Pour obtenir l’indemnité, il faudra tout d’abord rapporter la preuve de démarches amiables effectuées en vue de la cessation de l’occupation privative (courriers par exemple). Ce n’est seulement qu’en cas d’échecs de ces tentatives amiables que vous pourrez entamer un processus judiciaire. Il sera nécessaire de saisir le tribunal du lieu d’ouverture de la succession ; à savoir, le dernier domicile du défunt. Vous devrez rapporter la preuve de cette occupation privative, par tous moyens. Vous pouvez, par exemple, solliciter des témoignages du voisinage.
L’indemnité sera alors souverainement appréciée par le juge en tenant compte de la perte des fruits et revenus (les loyers) subie par l’indivision pendant la durée de la jouissance privative. Le droit au versement de cette indemnité est en principe dû dès lors que l’occupation privative commence. Le délai pour solliciter cette indemnité est de cinq ans, à compter du moment où le copropriétaire qui réclame ce paiement, a eu connaissance de l’utilisation privative du bien par le copropriétaire indivis.
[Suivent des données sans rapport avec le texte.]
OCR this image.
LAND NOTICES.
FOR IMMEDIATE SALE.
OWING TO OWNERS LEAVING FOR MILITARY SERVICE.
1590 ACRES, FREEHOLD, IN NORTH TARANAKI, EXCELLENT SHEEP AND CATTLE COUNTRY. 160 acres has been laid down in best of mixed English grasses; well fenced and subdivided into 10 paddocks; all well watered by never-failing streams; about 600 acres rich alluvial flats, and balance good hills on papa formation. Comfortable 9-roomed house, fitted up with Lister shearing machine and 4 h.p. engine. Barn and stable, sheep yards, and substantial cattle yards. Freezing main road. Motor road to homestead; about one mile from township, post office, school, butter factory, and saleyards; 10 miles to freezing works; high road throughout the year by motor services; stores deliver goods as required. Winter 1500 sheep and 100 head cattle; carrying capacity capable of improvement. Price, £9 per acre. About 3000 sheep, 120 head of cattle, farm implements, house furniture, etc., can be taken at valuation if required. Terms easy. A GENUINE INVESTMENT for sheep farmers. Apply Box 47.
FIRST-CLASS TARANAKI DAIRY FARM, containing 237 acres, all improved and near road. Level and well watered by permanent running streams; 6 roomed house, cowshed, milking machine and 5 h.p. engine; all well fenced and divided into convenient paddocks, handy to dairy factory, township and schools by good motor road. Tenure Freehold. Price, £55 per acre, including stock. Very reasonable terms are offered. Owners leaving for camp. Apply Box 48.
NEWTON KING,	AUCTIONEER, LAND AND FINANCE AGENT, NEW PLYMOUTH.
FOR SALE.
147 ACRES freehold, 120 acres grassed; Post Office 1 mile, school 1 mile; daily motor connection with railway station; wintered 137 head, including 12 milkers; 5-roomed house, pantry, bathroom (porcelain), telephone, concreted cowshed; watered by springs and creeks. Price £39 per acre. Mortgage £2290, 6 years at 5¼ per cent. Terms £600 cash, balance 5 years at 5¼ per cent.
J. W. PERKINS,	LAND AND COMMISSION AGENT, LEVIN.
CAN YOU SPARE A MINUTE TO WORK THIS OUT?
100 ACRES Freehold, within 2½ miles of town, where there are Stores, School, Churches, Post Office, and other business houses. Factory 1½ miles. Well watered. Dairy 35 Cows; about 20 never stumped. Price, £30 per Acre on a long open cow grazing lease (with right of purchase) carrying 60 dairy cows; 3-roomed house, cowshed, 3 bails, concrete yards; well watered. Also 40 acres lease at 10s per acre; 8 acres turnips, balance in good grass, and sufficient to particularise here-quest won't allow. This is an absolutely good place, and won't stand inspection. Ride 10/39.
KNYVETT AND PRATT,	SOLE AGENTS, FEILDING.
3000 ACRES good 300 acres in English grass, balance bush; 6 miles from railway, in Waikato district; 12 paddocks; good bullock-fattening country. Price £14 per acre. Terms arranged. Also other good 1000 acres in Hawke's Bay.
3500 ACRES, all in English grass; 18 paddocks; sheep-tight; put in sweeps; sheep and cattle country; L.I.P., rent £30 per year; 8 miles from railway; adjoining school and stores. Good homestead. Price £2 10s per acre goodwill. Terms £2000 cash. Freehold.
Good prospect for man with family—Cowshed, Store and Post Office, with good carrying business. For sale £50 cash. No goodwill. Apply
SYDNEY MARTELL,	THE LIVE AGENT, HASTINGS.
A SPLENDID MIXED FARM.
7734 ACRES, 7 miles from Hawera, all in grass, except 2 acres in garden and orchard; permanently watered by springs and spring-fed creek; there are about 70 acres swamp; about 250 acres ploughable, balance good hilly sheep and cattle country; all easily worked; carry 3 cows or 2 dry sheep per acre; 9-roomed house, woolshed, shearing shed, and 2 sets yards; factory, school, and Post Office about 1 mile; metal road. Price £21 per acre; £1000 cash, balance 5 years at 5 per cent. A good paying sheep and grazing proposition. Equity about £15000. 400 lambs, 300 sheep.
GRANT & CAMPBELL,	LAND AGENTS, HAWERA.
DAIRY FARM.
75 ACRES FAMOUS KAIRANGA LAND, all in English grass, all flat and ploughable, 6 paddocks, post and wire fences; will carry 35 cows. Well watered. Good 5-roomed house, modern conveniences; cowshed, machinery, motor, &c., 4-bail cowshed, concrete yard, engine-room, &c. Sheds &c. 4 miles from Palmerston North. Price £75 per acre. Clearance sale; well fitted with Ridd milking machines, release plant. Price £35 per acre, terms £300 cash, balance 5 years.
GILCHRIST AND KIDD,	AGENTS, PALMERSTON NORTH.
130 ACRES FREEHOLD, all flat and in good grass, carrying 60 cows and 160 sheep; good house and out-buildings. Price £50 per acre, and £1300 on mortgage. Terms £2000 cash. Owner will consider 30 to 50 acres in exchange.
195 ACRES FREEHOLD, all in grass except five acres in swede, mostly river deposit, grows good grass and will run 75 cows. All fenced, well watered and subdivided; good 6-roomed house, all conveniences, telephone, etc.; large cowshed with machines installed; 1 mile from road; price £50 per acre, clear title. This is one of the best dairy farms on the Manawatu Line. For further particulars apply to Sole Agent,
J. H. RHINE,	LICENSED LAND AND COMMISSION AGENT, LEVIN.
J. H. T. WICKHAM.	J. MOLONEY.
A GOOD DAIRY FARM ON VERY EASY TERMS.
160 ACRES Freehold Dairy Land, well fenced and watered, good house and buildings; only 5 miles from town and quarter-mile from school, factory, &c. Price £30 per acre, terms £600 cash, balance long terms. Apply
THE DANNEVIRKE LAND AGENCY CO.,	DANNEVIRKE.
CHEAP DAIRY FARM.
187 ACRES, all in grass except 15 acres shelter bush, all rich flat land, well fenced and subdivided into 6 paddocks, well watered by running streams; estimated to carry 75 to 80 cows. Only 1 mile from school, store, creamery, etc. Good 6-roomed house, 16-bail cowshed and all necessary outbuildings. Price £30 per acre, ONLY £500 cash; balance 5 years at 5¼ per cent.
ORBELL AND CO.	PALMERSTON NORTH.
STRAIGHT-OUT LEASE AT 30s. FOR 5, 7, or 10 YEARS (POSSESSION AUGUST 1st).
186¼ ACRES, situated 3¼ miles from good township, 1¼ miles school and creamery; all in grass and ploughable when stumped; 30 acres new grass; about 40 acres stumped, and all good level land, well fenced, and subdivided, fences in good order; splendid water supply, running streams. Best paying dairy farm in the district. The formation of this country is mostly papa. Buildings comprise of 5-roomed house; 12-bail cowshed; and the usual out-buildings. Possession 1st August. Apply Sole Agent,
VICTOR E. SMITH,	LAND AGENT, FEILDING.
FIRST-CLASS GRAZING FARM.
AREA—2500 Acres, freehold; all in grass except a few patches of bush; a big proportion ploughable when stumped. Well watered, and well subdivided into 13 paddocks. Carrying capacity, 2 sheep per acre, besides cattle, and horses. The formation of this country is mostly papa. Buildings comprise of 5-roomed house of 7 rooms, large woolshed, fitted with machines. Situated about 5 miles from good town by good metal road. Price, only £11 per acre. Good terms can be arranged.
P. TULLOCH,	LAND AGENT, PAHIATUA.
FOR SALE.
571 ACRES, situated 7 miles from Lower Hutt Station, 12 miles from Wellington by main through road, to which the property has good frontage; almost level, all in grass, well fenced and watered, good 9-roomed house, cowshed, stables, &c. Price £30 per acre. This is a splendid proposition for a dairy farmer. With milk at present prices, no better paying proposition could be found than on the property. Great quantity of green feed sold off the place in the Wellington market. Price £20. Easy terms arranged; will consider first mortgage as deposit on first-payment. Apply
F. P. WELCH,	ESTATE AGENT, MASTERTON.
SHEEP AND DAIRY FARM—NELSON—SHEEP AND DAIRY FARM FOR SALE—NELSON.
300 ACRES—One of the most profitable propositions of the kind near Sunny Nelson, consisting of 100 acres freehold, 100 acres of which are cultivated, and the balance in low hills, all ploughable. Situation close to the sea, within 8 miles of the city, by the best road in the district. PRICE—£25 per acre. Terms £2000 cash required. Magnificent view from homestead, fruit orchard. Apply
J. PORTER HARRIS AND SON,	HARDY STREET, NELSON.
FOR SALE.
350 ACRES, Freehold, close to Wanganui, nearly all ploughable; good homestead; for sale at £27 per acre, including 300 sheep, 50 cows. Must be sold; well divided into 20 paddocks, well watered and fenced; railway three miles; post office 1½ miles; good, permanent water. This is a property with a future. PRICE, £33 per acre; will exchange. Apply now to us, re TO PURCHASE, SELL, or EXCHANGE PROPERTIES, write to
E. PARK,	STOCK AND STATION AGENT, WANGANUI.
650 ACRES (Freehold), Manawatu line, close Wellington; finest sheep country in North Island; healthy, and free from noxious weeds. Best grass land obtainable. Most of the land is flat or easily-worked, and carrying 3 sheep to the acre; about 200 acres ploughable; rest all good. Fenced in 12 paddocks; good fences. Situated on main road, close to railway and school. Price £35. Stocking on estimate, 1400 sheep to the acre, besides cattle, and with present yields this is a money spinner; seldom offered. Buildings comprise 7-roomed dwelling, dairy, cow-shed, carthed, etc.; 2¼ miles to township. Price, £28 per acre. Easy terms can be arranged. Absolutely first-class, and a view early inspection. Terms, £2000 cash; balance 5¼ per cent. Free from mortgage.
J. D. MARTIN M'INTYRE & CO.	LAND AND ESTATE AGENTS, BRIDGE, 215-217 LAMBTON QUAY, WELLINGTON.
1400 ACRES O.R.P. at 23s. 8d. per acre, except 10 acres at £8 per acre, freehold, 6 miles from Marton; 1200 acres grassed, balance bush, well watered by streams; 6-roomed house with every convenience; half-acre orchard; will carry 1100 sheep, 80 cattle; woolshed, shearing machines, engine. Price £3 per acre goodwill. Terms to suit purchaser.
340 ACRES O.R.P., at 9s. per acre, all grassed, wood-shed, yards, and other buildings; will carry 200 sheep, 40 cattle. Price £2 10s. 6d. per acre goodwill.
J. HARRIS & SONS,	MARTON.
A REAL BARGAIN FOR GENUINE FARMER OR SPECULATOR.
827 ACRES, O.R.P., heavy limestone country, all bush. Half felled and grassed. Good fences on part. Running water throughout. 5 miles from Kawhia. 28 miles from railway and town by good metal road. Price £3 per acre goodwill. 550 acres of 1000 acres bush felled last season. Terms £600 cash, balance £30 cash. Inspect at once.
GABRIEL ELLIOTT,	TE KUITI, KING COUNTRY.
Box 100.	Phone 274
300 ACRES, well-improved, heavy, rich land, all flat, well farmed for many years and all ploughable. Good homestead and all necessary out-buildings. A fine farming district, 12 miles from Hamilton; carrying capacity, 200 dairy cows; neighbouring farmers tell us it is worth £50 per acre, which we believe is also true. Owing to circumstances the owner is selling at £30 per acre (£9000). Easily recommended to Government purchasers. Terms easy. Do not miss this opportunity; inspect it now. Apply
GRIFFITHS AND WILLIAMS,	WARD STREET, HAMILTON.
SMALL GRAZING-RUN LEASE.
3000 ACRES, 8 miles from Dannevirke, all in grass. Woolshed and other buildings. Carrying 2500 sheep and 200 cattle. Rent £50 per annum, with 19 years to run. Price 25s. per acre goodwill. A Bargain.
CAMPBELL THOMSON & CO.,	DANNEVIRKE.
Cependant, si la connaissance de cette utilisation privative date depuis plus de cinq ans, il ne sera possible de réclamer le paiement que sur les cinq dernières années écoulées.
Si le juge fait droit à la demande et condamne le copropriétaire au paiement d’une indemnité d’occupation, cette indemnité qui est comparable à une forme de loyer, sera versée non pas au demandeur à la procédure, mais à l’indivision tout entière. L’indemnité viendra enrichir la masse commune, qui pourra faire l’objet d’un partage.
Les indivisaires peuvent toutefois déroger à ces principes et par exemple, accorder à l’un d’entre eux un droit de jouissance.
En outre, celui qui occupe privativement un bien indivis devra supporter seul les charges relatives à son occupation privative et personnelle.
Il existe deux cas dans lesquels l’indivisaire qui occupe privativement un bien indivis ne devra pas d’indemnité d’occupation à l’indivision.
Lorsqu’un indivisaire est titulaire d’un bail sur le bien en indivision, il n’est pas redevable d’une indemnité d’occupation. En effet, son occupation privative d’un bien indivis ne porte pas atteinte aux droits égaux et concurrents de ses coïndivisaires, donc ne peut donner lieu à indemnité d’occupation, et ce quelle que soit la valeur du loyer.
En effet, l’indemnité à laquelle est tenue l’indivisaire qui use ou jouit privativement du bien, qui prive les autres indivisaires de leur droit d’usage et de jouissance du bien, ne sera pas tenu d’une indemnité s’il existe un titre légal ou conventionnel autorisant une pareille utilisation privative. Cette situation n’est pas nécessairement en conformité avec les intérêts de l’indivision.
Le légataire universel bénéficie d’un droit de jouissance des biens compris dans le testament. À compter du décès, il devient pleinement propriétaire des biens et n’est redevable d’aucune indemnité d’occupation (Cour de cassation, 1re civ, 24 septembre 2014, n° 12-26.486 / Cour de cassation, 1re civ, 16 mars 2016, n°14-28.865). Cette dernière précision est importante dans le sens où la question s’était posée de savoir si un légataire universel était redevable d’une indemnité d’occupation envers l’indivision entre la date du décès jusqu’à la date du partage de la succession. La réponse est maintenant claire et négative, toutefois le testament devra être limpide puisqu’il faudra savoir si le legs investit le légataire de droits privatifs ou de droits indivis.
À noter qu’en cas d’annulation du testament, la demande d’indemnité d’occupation est due à compter de la demande d’annulation.